Node.js did really well on tasks that have lots of concurrent requests that are mostly waiting, did OK on basic static serving tasks and not so well on compute-intensive tasks.
Having developed an interest in minimal web-servers, I wondered how Sinatra and, by association, Ruby on Rails would do.

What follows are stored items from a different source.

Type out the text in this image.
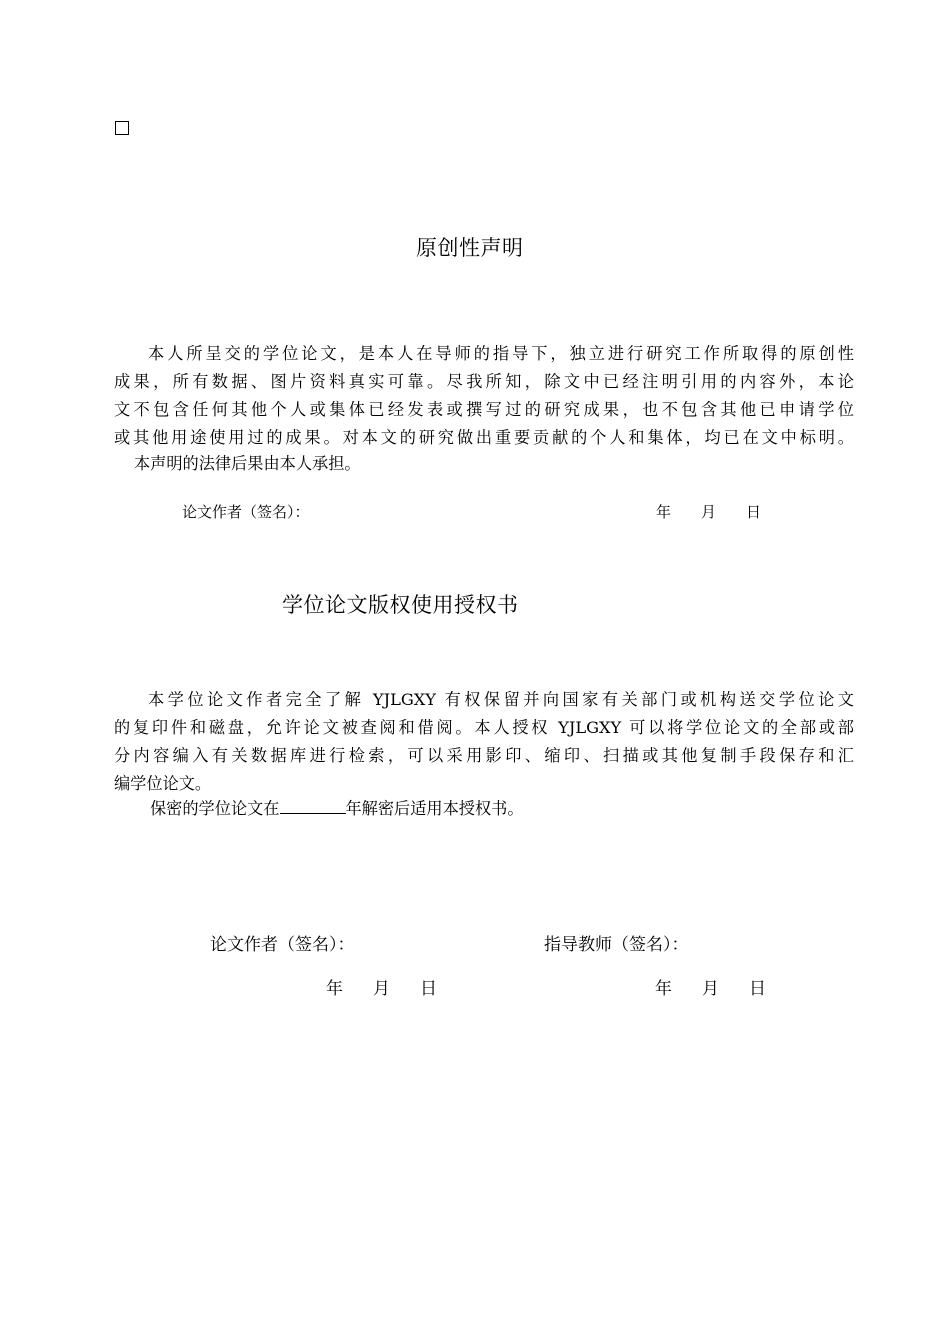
原创性声明
本人所呈交的学位论文，是本人在导师的指导下，独立进行研究工作所取得的原创性
成果，所有数据、图片资料真实可靠。尽我所知，除文中已经注明引用的内容外，本论
文不包含任何其他个人或集体已经发表或撰写过的研究成果，也不包含其他已申请学位
或其他用途使用过的成果。对本文的研究做出重要贡献的个人和集体，均已在文中标明。
本声明的法律后果由本人承担。
论文作者（签名）：	年 月 日
学位论文版权使用授权书
本学位论文作者完全了解 YJLGXY 有权保留并向国家有关部门或机构送交学位论文
的复印件和磁盘，允许论文被查阅和借阅。本人授权 YJLGXY 可以将学位论文的全部或部
分内容编入有关数据库进行检索，可以采用影印、缩印、扫描或其他复制手段保存和汇
编学位论文。
保密的学位论文在	年解密后适用本授权书。
论文作者（签名）：	指导教师（签名）：
年 月 日	年 月 日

For Sinatra I used the scanty blog engine and the basic "Hello World" example:
require 'sinatra'
get '/hi' do
  "Hello World!"
end
For Ruby on Rails, I used the blog tutorial "out of the box", invoking it with "
rails s"
to start the server.  In addition I also had RoR just serving a static file instead of the database-backed blog.  All this on my new dev machine, a 2011 MacBook Air with 1.8 GHz Intel Core i7 and 4 GB of DRAM.  I also discovered that httperf is a much better benchmark program for
my needs than ab.  I used 
it with 100 requests per connection, a burst length of 100 and a sufficient number
of connections to get stable results without taking all day.| Platform | # requests/sec | 
| Apache | 5884 | 
| Sinatra Hello World | 357 | 
| Ruby on Rails static page | 312 | 
| Sinatra scanty blog | 101 | 
| Ruby on Rails blog | 17 | 
Is this considered normal or am I doing something wrong?